There are two ways that the tests are run.
unstable is tested via debci-batch from the debci package
- testing is tested by britney, the migration software maintained by the Release Team.
This page explains the latter setup.
For several years already, maintainers can add autopkgtest test cases to their packages, which are then run on the continuous integration platform on ci.d.n. debci, the framework that runs that site has an API to test individual packages from unstable in testing. britney (the software that determines which packages are allowed to migrate) uses this API to trigger tests for packages that are candidate for migration from unstable to testing and use the results to influence the required age in unstable before the package can migrate to testing. The idea is that a package that is candidate for migration is updated in testing to its candidate version and that the autopkgtest case(s) of the package and those of all reverse dependencies are run. Regression in the results with respect to the current situation in testing will add to the required time a package needs to be in unstable (via the age policy). This extra time can then be used to investigate the situation and file proper bugs to the appropriate package(s), if there is a bug somewhere. On the other hand, if a package has (a) successful autopkgtest(s) and no regression otherwise, it will be rewarded with a reduced required age. Information on what happens is added to the excuses.
It is the intention that in the (far) future regressions will become blocking for migration, but until then the added age will probably be raised over time as a semi-block.
There is one important note to make here on how to go about regressions in test cases from reverse dependencies. We recommend communication between the maintainers of the involved packages as one party has insight in what changed and the other party insight in what is being tested. More information is available in the britney documentation.
Note about migration-reference/0: this is a trigger that has special meaning for britney. britney keeps track of historical PASS results. If a regression migrates to testing britney doesn't know. However, when it encounters the result of a migratio-reference/0 trigger, it stores that as it current reference. These triggers are run with only packages from testing.
Delta to Ubuntu
People may have experience with the way Ubuntu runs the autopkgtests in their framework. There a couple of differences.
- In Debian, we don't block migration (yet), we merely delay migration in case of regression.
- In Debian's setup, only packages that are explicitly enabled are allowed from unstable, while in Ubuntu's setup, there is a fall back where all packages from the proposed pocket are allowed (autopkgtest --no-apt-fallback)
- Debian's britney2 tries to calculate which packages from unstable are needed to make a package (including the test dependencies) install-able. I.e. when a package coming from unstable has a versioned dependency only in unstable, it will be added to the triggers. Same for versioned Breaks.
- For Debian, the reference is the current status in testing (we don't care for the history). To know the current status we trigger migration-reference/0 runs with ONLY testing enabled. Ubuntu regresses if a test passed anywhere in the history on a specific architecture.

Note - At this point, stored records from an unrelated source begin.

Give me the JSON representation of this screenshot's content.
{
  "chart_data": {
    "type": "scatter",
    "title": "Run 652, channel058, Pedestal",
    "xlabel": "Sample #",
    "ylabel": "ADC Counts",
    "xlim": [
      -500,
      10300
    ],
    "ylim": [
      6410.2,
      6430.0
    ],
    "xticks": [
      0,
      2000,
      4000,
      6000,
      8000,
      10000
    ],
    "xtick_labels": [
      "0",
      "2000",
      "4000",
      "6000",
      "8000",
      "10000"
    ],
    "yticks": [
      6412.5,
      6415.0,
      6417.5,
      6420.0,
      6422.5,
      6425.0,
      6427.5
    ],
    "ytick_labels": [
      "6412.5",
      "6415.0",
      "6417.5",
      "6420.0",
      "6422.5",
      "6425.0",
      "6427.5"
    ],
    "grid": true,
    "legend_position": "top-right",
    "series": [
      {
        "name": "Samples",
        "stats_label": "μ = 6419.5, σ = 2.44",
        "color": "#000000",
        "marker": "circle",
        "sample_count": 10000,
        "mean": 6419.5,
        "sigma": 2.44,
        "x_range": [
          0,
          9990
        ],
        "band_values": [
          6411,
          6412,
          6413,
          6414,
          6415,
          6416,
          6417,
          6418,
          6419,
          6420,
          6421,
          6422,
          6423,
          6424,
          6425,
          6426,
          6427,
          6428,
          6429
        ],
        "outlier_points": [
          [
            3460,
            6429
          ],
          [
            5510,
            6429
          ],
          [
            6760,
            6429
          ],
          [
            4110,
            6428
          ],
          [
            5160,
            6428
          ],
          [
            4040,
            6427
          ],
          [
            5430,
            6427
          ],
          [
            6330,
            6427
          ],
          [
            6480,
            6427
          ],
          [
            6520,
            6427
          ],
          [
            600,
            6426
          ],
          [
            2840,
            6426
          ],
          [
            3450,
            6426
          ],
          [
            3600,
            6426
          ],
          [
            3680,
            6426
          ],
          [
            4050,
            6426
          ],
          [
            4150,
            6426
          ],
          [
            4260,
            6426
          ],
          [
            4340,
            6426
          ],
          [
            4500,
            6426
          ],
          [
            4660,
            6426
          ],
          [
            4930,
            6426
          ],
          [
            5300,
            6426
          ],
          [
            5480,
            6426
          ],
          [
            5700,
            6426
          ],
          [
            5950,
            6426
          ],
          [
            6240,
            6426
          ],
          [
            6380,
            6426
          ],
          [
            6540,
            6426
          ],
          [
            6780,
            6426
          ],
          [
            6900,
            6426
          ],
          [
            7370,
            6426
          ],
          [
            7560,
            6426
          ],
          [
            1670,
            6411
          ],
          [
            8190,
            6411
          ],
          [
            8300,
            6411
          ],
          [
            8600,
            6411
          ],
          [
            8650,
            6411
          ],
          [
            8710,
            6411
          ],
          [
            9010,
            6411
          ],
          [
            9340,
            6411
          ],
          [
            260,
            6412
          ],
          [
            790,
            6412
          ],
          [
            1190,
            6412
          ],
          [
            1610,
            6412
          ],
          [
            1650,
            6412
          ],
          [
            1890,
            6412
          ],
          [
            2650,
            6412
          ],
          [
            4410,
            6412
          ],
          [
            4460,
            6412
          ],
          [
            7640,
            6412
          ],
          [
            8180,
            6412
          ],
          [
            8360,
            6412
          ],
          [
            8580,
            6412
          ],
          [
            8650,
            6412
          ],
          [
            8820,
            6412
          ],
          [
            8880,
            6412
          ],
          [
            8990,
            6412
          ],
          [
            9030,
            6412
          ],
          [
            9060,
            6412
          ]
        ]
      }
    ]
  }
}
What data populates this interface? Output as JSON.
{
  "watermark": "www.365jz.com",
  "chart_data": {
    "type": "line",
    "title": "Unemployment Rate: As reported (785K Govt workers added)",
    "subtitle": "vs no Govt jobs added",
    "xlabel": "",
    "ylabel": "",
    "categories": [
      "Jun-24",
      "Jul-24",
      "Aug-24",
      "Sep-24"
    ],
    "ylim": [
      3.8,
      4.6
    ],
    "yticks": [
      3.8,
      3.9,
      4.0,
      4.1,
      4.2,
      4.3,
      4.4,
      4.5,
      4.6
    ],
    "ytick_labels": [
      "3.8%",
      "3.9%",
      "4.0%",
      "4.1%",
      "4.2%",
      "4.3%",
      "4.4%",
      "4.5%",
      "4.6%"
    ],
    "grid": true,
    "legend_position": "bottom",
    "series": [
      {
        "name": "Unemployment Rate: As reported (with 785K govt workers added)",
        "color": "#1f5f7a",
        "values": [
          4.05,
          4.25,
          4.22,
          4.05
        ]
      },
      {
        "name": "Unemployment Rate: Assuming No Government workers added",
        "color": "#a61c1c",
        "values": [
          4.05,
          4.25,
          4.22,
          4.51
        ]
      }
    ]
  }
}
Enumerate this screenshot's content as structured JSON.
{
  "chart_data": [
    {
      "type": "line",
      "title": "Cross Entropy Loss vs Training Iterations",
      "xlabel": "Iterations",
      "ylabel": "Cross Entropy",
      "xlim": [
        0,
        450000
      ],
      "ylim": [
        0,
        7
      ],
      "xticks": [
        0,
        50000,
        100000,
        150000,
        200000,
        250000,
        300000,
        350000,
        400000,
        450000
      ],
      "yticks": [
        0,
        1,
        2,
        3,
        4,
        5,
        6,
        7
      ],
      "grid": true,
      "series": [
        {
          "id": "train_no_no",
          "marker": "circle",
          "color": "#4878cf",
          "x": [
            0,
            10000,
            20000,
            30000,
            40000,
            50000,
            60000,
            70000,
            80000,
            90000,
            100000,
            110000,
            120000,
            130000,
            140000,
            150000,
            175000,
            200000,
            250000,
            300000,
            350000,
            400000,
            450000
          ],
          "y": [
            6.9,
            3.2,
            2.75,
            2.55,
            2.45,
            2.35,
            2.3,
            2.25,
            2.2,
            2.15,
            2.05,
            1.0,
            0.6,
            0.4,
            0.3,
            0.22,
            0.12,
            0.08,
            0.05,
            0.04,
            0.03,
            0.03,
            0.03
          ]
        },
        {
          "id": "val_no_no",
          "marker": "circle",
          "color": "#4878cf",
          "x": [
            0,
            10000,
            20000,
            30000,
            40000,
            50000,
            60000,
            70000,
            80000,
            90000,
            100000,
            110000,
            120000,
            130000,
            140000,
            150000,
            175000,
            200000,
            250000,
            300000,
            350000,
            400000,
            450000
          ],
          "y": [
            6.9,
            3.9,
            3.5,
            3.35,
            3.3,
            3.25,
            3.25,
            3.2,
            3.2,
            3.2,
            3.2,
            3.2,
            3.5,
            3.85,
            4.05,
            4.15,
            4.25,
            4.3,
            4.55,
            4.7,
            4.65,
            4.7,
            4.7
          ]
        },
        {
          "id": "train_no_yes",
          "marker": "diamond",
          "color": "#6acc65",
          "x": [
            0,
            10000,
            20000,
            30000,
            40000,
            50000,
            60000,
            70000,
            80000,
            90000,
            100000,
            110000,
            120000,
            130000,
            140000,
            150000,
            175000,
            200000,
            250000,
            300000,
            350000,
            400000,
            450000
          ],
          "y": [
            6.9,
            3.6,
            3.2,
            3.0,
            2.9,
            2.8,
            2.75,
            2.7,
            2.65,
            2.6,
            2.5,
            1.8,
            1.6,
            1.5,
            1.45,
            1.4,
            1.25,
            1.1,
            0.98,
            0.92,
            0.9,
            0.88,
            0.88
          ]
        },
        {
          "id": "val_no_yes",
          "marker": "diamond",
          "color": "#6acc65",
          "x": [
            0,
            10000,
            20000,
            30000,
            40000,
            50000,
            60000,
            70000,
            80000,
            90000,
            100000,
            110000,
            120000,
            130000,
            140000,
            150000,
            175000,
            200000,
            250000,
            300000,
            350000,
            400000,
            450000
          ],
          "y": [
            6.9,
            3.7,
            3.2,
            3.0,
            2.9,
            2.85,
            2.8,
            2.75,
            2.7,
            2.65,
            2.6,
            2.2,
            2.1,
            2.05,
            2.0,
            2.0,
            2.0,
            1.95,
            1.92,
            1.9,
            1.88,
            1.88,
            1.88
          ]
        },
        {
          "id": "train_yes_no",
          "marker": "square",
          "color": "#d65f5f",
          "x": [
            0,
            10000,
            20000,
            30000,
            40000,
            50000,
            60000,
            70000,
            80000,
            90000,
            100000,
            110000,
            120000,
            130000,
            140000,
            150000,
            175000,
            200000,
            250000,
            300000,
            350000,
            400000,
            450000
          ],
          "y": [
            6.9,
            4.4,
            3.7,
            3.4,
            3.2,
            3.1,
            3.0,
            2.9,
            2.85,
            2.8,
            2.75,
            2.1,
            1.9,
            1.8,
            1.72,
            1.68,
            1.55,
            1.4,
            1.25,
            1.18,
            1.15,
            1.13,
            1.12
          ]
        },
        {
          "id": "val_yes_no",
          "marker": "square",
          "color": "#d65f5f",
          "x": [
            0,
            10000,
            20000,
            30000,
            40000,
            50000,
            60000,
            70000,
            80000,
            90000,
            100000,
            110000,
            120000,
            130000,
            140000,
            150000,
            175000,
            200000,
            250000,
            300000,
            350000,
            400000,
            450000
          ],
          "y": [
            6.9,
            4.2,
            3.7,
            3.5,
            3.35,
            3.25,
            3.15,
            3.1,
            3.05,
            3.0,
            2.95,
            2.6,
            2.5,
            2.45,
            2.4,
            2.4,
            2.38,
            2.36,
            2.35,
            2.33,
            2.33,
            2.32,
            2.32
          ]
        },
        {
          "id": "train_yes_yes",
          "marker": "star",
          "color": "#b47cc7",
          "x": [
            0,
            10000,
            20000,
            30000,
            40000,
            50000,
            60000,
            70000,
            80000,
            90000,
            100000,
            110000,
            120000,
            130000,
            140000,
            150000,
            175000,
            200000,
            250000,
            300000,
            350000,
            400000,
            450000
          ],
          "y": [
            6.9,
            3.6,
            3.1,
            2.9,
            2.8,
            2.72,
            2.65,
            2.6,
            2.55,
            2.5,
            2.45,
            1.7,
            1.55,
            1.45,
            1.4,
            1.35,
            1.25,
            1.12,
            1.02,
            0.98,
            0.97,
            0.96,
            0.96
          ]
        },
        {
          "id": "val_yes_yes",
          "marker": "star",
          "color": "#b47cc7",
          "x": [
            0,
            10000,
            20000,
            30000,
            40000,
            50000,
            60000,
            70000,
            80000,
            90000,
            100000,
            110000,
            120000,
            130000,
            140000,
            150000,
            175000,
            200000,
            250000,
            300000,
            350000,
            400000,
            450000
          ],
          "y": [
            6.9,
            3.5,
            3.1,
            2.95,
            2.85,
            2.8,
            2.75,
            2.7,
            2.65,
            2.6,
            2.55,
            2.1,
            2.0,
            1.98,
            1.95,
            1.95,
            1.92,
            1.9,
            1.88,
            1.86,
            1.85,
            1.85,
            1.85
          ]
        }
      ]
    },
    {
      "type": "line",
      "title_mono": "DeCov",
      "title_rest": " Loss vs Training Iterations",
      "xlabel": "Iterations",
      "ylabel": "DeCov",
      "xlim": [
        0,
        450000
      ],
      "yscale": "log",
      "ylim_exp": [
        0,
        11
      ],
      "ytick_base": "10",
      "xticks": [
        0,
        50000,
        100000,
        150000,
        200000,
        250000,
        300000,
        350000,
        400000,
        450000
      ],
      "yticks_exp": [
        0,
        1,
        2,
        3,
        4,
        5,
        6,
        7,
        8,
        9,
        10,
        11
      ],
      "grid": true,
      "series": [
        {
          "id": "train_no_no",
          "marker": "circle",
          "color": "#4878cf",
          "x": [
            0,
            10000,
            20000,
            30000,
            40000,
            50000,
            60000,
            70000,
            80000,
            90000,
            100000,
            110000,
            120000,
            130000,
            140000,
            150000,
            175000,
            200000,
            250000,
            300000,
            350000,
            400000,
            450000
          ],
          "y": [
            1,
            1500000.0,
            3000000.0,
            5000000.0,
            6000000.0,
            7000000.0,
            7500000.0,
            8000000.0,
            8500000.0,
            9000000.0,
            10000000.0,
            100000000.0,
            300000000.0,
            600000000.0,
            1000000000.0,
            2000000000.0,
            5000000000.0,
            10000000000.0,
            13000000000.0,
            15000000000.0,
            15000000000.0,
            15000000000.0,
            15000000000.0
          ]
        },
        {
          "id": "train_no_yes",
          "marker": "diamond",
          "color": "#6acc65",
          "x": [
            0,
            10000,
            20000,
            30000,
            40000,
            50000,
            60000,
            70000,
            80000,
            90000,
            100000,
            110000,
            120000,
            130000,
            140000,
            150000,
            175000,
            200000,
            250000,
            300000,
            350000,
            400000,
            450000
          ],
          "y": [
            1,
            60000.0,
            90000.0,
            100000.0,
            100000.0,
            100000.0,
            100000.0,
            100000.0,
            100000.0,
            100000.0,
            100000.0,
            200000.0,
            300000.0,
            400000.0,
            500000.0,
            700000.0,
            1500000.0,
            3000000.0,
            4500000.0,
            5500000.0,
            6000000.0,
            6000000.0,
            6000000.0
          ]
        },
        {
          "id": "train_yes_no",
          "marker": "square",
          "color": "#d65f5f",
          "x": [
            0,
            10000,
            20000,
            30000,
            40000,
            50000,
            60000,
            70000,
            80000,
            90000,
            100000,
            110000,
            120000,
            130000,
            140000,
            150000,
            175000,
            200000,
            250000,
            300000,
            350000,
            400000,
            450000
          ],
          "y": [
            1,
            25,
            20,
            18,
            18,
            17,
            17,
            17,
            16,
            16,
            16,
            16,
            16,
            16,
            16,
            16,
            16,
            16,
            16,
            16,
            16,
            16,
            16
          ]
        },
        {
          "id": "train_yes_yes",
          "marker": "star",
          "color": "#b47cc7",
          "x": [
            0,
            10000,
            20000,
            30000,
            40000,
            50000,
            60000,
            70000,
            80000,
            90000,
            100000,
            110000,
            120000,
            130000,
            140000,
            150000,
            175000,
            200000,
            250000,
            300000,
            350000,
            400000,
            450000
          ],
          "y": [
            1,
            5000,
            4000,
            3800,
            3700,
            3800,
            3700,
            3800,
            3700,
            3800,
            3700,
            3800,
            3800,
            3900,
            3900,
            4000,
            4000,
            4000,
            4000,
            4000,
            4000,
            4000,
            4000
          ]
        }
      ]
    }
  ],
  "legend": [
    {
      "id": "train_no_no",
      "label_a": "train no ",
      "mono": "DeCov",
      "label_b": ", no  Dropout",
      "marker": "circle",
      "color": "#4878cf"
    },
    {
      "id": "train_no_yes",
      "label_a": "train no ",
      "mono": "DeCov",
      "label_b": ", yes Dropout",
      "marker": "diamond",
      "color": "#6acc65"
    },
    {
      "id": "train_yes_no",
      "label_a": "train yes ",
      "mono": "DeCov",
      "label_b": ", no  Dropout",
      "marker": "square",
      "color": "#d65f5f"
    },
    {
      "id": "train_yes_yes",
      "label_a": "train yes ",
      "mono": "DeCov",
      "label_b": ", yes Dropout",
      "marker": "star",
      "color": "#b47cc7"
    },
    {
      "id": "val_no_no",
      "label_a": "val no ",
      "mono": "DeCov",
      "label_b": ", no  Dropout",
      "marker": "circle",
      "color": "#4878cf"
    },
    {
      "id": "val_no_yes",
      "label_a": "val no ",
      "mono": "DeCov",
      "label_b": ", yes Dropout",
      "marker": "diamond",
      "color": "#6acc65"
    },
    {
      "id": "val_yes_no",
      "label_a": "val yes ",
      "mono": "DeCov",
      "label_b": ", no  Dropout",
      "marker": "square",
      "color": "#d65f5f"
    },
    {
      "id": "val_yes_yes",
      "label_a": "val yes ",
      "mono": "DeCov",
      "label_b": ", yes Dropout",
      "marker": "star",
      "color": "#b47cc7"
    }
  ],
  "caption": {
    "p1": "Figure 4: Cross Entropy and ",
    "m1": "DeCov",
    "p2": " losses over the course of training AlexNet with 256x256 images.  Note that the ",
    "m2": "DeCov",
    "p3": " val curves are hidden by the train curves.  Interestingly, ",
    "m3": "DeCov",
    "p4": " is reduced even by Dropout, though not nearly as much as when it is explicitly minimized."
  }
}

- In the Debian setup we retry regressions once a day.
- Debian only runs autopkg tests on amd64, while Ubuntu runs them on all architectures built by Ubuntu.
- Debian doesn't run autopkg tests for binNMUs. E.g. for a library transition, Debian only runs the tests triggered by the library package, it doesn't run the autopkg tests for all the packages built with the new library version. Things known not to be catched in Debian:
- A library rebuild causes an ABI change in another library. E.g. when boost is rebuilt with a new version of icu, it changes ABI (that seems to be not the case in recent boost versions).
- binNMUs picking up unrelated changes, and failing. E.g. dh-python now generates dependencies on python2 instead of python, but the autopkg tests still call python.